Objectives​: 1. Understanding of the basic problems and research directions in neural engineering. 2. Implementing  machine learning algorithms on chip. 3. Learning to optimize the hardware for low-power and compact implementation.               

Required knowledge: ​1. Experience with analog/mixed-signal or digital CMOS integrated circuit design in Cadence. Experience with machine learning algorithms and PCB design is beneficial but not necessary. Note: Neuroscience knowledge is not required.           

Preferred knowledge: ​1. Able to implement analog/digital circuits on ASIC. 2. Familiar with hardware design metrics. 3. Some prior knowledge on neural interfaces.           

Detecting mental fatigue and symptoms of psychiatric disorders from continuous neuronal recordings

Early detection of mental fatigue and changes in vigilance could be used to initiate neurostimulation to treat patients suffering from brain injury and various mental disorders. The goal of this project is to explore modern machine learning tools for detecting the onset of mental fatigue and symptoms of neuropsychiatric disorders, using multi-channel electrocorticography (ECoG) signals and local field potentials (LFP) recorded from primates (and possibly humans). The neural data is provided by our neurology/neurosurgery collaborator labs.

Students will study various correlating biomarkers (i.e., features) and implement state-of-the-art ML models to obtain a high classification performance and optimize the chosen algorithms in terms of detection accuracy and latency.       

Objectives​: 1. Understanding of the basic problems and research directions in neural engineering. 2. Applying machine learning algorithms to a real world (and challenging) application. 3. Gaining experience in biomedical signal processing.

Required knowledge: ​1. Programming skills (Python or Matlab) 2. Basic knowledge of ML and signal processing. Note: Neuroscience knowledge is not required.               

Preferred knowledge: ​1. Able to implement and improve state-of-the-art ML algorithms. 2. Some knowledge on neural interfaces.                   

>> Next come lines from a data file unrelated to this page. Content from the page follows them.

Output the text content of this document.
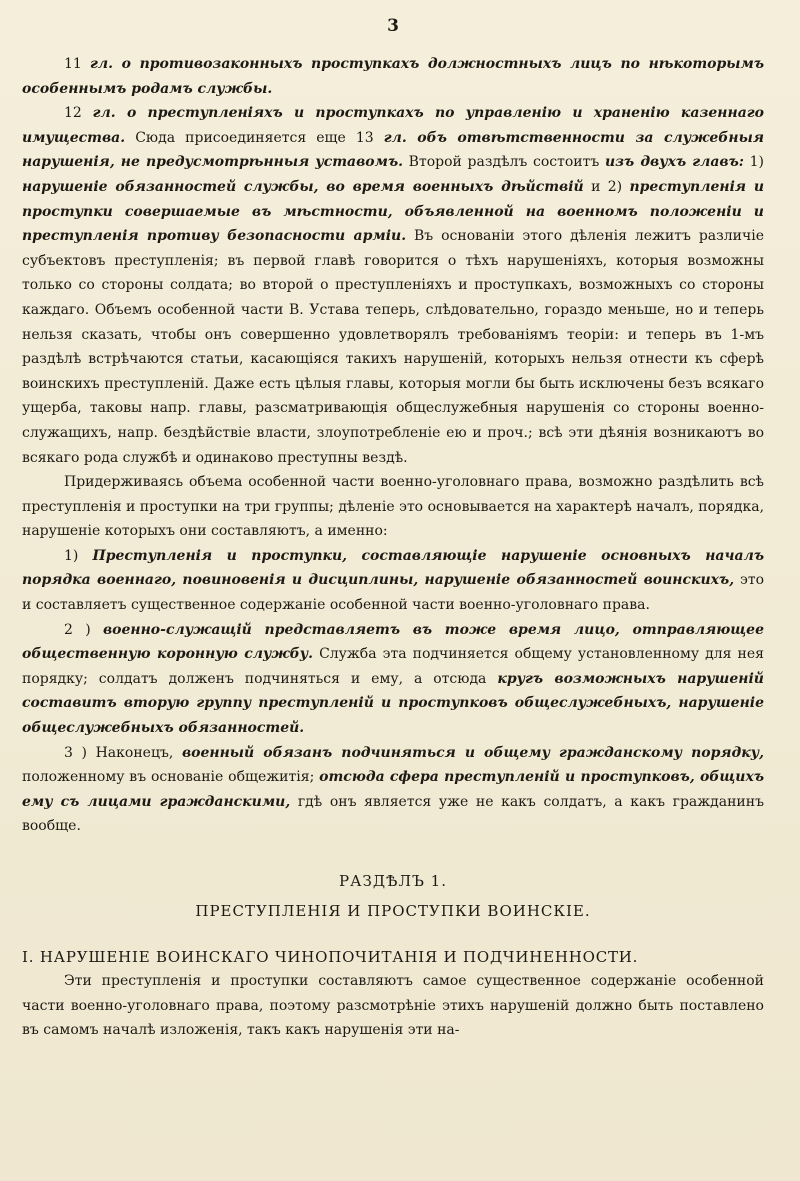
3

11 гл. о противозаконныхъ проступкахъ должностныхъ лицъ по нѣкоторымъ особеннымъ родамъ службы.

12 гл. о преступленіяхъ и проступкахъ по управленію и храненію казеннаго имущества. Сюда присоединяется еще 13 гл. объ отвѣтственности за служебныя нарушенія, не предусмотрѣнныя уставомъ. Второй раздѣлъ состоитъ изъ двухъ главъ: 1) нарушеніе обязанностей службы, во время военныхъ дѣйствій и 2) преступленія и проступки совершаемые въ мѣстности, объявленной на военномъ положеніи и преступленія противу безопасности арміи. Въ основаніи этого дѣленія лежитъ различіе субъектовъ преступленія; въ первой главѣ говорится о тѣхъ нарушеніяхъ, которыя возможны только со стороны солдата; во второй о преступленіяхъ и проступкахъ, возможныхъ со стороны каждаго. Объемъ особенной части В. Устава теперь, слѣдовательно, гораздо меньше, но и теперь нельзя сказать, чтобы онъ совершенно удовлетворялъ требованіямъ теоріи: и теперь въ 1-мъ раздѣлѣ встрѣчаются статьи, касающіяся такихъ нарушеній, которыхъ нельзя отнести къ сферѣ воинскихъ преступленій. Даже есть цѣлыя главы, которыя могли бы быть исключены безъ всякаго ущерба, таковы напр. главы, разсматривающія общеслужебныя нарушенія со стороны военно-служащихъ, напр. бездѣйствіе власти, злоупотребленіе ею и проч.; всѣ эти дѣянія возникаютъ во всякаго рода службѣ и одинаково преступны вездѣ.

Придерживаясь объема особенной части военно-уголовнаго права, возможно раздѣлить всѣ преступленія и проступки на три группы; дѣленіе это основывается на характерѣ началъ, порядка, нарушеніе которыхъ они составляютъ, а именно:

1) Преступленія и проступки, составляющіе нарушеніе основныхъ началъ порядка военнаго, повиновенія и дисциплины, нарушеніе обязанностей воинскихъ, это и составляетъ существенное содержаніе особенной части военно-уголовнаго права.

2 ) военно-служащій представляетъ въ тоже время лицо, отправляющее общественную коронную службу. Служба эта подчиняется общему установленному для нея порядку; солдатъ долженъ подчиняться и ему, а отсюда кругъ возможныхъ нарушеній составитъ вторую группу преступленій и проступковъ общеслужебныхъ, нарушеніе общеслужебныхъ обязанностей.

3 ) Наконецъ, военный обязанъ подчиняться и общему гражданскому порядку, положенному въ основаніе общежитія; отсюда сфера преступленій и проступковъ, общихъ ему съ лицами гражданскими, гдѣ онъ является уже не какъ солдатъ, а какъ гражданинъ вообще.

РАЗДѢЛЪ 1.
ПРЕСТУПЛЕНІЯ И ПРОСТУПКИ ВОИНСКІЕ.
I. НАРУШЕНІЕ ВОИНСКАГО ЧИНОПОЧИТАНІЯ И ПОДЧИНЕННОСТИ.

Эти преступленія и проступки составляютъ самое существенное содержаніе особенной части военно-уголовнаго права, поэтому разсмотрѣніе этихъ нарушеній должно быть поставлено въ самомъ началѣ изложенія, такъ какъ нарушенія эти на-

Attention models for temporal decoding of neural data            

Models used for sequence transduction have recently shifted from recurrent neural networks to attention mechanism. Such attention-based models (i.e. transformers) have achieved great success in the field of natural language processing. Neurological recordings (i.e., the electrical activity of the brain recorded by invasive or noninvasive electrodes) can be considered as multi-channel time sequences. While RNNs have shown promise in many tasks such as motor decoding, the attention mechanism is still unexplored in this context.           

Students will apply attention-based models to process pre-recorded neural data. Students may need to explore the model structure to better fit into a specific neural task. Decoding performance will be compared with conventional approaches (e.g., LSTM). Limitations will be analyzed and solutions will be provided.   

Objectives​: 1. Understanding of the basic problems and research directions in neural engineering. 2. Applying machine learning algorithms to a real world (and challenging) application. 3. Gaining experience in biomedical signal processing.               

Required knowledge: ​1. Programming skills (Python or Matlab) 2. Basic knowledge of ML and signal processing. Note: Neuroscience knowledge is not required.               

Preferred knowledge: ​1. Able to implement and improve state-of-the-art ML algorithms. 2.    Some prior knowledge on brain-machine interfaces.